Working Hard Versus Hardly Working
Almost all of us know (because President Trump boasts of it in nearly every speech) that our 3.5% unemployment rate has reached a 50-year low. But this official decline in joblessness doesn’t tell the entire story of the improvement in the job market in the United States. And it doesn’t fully capture the change in direction between what happened under President Barack Obama and Trump.
In the Obama years, the unemployment rate kept falling after 2010. That’s great. But the untold story was that the number of people moving from the living room couch into jobs was exceeded by the number who dropped out of the workforce, or, as was the case with millions of 20-somethings, never got a job. From January 2009 to December 2016, almost 10 million jobs were added, but amazingly, 1.6 million working-age people dropped out of the workforce.
The percentage of people participating in the labor force fell from 65.7% to a low of 62.7% under Obama. Generally, in a recovery, job seekers rise as jobs reemerge.
A chart from the U.S. Bureau of Labor Statistics shows the trend in labor force participation and the unemployment rate adjusted for labor force dropouts from 2009-2019. The strange thing about the Obama recovery was more jobs and less willing workers. When a person isn’t looking for a job, for whatever reason, they do not get labeled as unemployed. The joke a few years ago was that Obama would shrink the unemployment rate to zero through the magic formula of driving millions out of the workforce. In a world where everyone is living off of welfare or a trust fund, and no one is looking for a job — there are officially no unemployed people.
Under Trump, we are experiencing the best of all worlds. Unemployment is down, and the labor force participation rate is finally starting to grow again, albeit still slower than needed. Some 2.3 million more people have entered the workforce under Trump. Part of the rise in the workforce is undoubtedly due to the steady increase in wages, which attracts workers to come off the sideline.
Is the healthy job market today due to a continuation of the Obama recovery? Hardly. My Heritage Foundation colleague John Merline ran the numbers. When Obama left office, the Congressional Budget Office, or CBO, predicted the “trend” in hiring. For example, the CBO forecast the unemployment rate would never get below 4.4% and would start rising again in 2019. The current unemployment rate is now a full percentage point below the CBO’s forecast, with 1.6 million more jobs than the Obama trend line would have predicted.
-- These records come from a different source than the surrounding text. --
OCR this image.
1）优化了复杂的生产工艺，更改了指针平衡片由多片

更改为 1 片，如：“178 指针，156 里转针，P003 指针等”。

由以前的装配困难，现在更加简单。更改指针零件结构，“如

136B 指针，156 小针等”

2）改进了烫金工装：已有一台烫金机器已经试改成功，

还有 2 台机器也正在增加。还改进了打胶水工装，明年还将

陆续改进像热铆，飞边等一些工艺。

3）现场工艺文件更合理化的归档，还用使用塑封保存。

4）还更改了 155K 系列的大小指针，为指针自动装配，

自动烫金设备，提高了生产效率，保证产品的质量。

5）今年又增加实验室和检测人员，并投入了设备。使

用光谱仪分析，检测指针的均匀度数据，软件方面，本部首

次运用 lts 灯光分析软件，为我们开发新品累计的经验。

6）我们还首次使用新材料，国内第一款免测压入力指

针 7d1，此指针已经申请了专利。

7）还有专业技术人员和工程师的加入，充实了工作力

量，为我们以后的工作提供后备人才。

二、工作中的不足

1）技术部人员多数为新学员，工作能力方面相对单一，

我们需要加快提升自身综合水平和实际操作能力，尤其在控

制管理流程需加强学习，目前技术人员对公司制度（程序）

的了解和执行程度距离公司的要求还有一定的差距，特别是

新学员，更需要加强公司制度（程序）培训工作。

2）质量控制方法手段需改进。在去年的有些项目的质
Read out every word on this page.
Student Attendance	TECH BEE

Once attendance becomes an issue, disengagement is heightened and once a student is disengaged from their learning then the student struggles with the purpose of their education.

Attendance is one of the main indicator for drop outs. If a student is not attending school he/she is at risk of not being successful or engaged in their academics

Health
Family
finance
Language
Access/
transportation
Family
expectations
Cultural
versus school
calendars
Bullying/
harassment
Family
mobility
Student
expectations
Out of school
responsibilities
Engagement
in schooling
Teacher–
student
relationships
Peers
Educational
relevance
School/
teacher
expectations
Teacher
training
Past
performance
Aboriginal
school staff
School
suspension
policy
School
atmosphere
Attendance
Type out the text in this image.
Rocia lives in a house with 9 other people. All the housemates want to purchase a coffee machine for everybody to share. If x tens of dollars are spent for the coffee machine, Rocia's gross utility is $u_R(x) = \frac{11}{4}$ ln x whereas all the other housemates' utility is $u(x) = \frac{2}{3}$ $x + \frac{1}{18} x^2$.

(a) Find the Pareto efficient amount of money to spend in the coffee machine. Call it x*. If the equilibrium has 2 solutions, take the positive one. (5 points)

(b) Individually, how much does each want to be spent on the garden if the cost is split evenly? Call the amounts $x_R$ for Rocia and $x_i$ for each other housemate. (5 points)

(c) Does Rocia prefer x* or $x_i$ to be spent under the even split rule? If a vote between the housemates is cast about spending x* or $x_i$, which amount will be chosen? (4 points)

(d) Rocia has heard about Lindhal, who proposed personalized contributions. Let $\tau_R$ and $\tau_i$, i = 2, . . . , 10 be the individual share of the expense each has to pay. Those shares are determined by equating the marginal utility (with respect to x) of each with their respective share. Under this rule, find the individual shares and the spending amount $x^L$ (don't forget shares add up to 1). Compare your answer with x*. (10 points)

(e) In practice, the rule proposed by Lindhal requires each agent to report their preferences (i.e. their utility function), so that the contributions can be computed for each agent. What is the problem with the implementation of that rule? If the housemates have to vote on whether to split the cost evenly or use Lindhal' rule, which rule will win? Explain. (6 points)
The CBO also predicted at the end of the Obama years that the labor force participation rate would continue to fall under Trump. Wrong: It rose.
One last point: When I was studying economics in college in the 1970s, the professors and the textbooks instructed us that an unemployment rate of about 4% was “full employment.” Can’t go any lower than that. How good is the job picture today? We now have an unemployment rate a half a percentage point below full employment. So, on a scale of 1 to 10, how does this job market rate? It’s an 11!